Si deve convenire che la condotta ”prestare aiuto” descrive una modalità comportamentale e non un risultato da raggiungere, quindi che si si incrimina il pericolo di ricaduta sul processo e non la sua effettiva ricaduta.
Tutto quanto procede non equivale però ad affermare che qualunque violazione di un provvedimento del giudice che sia astrattamente volta a preservare il quadro probatorio , raccolto o da raccogliere, integri automaticamente gli estremi dell’aiuto punibile. Sul punto occorre, infatti, attentamente distinguere i casi integranti gli estremi del reato, da quelle condotte cui la legge riserva una rilevanza soltanto disciplinare-amministrativa.
Il discrimine non può che correre sulla dimensione del pericolo concreto per il bene tutelato, poiché se è vero – come accennato – che il favoreggiamento è un reato di pericolo e non di danno, è anche vero che non può incriminarsi la mera inosservanza di un divieto, senza che dalla stessa possa derivare, in concreto, una possibilità di incidenza sul materiale probatorio oggetto di tutela.
Da questo punto di vista non può costituire di per sé reato il semplice consentire il colloquio tra detenuti, laddove lo stesso sia vietato dal giudice, senza che si accerti se attraverso tale condotta si è creata una situazione pericolo di inquinamento probatorio. Una siffatta situazione non può desumersi automaticamente dalla violazione del divieto, perché un conto è affermare che il divieto ha esattamente quello scopo, un altro stabilire che quella finalità è stata concretamente messa a repentaglio – o poteva esserlo – in conseguenza della condotta disobbediente.
Nella specie, non solo nessuna indicazione è stata fornita o acquisita agli atti, ma, addirittura, si assume nel capo di imputazione e si ritiene nella sentenza appellata che i colloqui abusivamente consentiti avrebbero avuto ad oggetto la messa in campo di una strategia difensiva per ottenere la cessazione della misura cautelare, obiettivo che, a prescindere dalla concreta possibilità di realizzazione, già in partenza non ha a che fare con la raccolta di prove a carico dei due detenuti.
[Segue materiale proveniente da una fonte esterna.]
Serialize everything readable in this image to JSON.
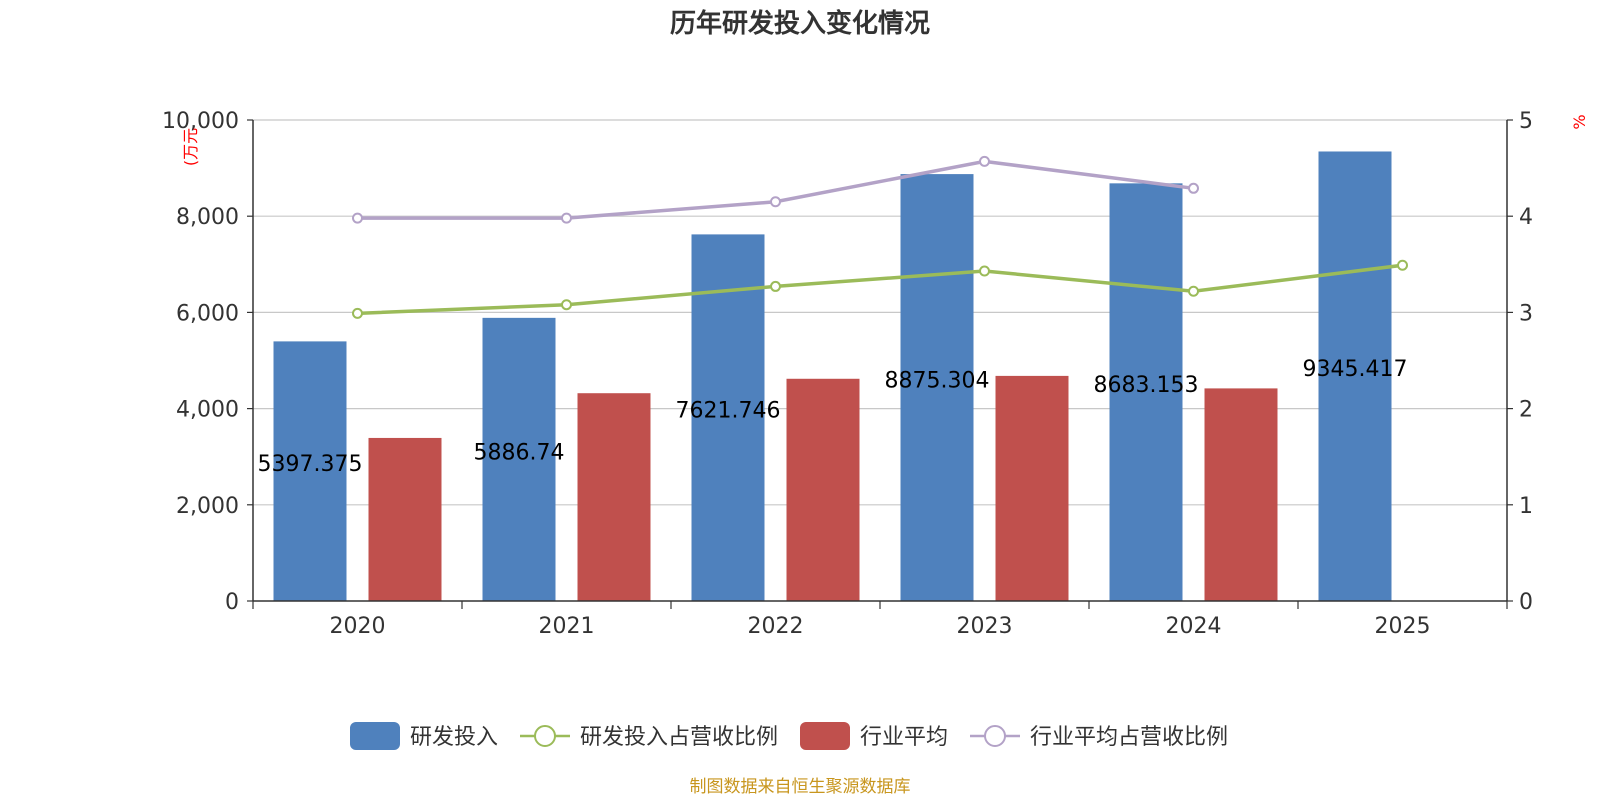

Rimane, dunque, del tutto al di fuori dell’orizzonte dell’accertamento giudiziale in che modo i colloqui, che l’imputato avrebbe consentito con la sua condotta assolutamente censurabile, si sarebbero potuti ritorcere contro la ”ricerca della prova” della responsabilità penale dei due detenuti.
In particolare, in coerenza con la delimitazione del capo di imputazione, nessun accertamento è stato compiuto sulle modalità con le quali il Podeschi, che all’epoca aveva verosimilmente accesso ai colloqui con i suoi legali e con i suoi familiari, avrebbe potuto mettere in campo espedienti illeciti per indurre le Autorità procedenti a disporre la revoca della misura cautelare incidendo sul quadro probatorio, che presupponevano, richiedevano o suggerivano un contatto diretto con la detenuta Baruca.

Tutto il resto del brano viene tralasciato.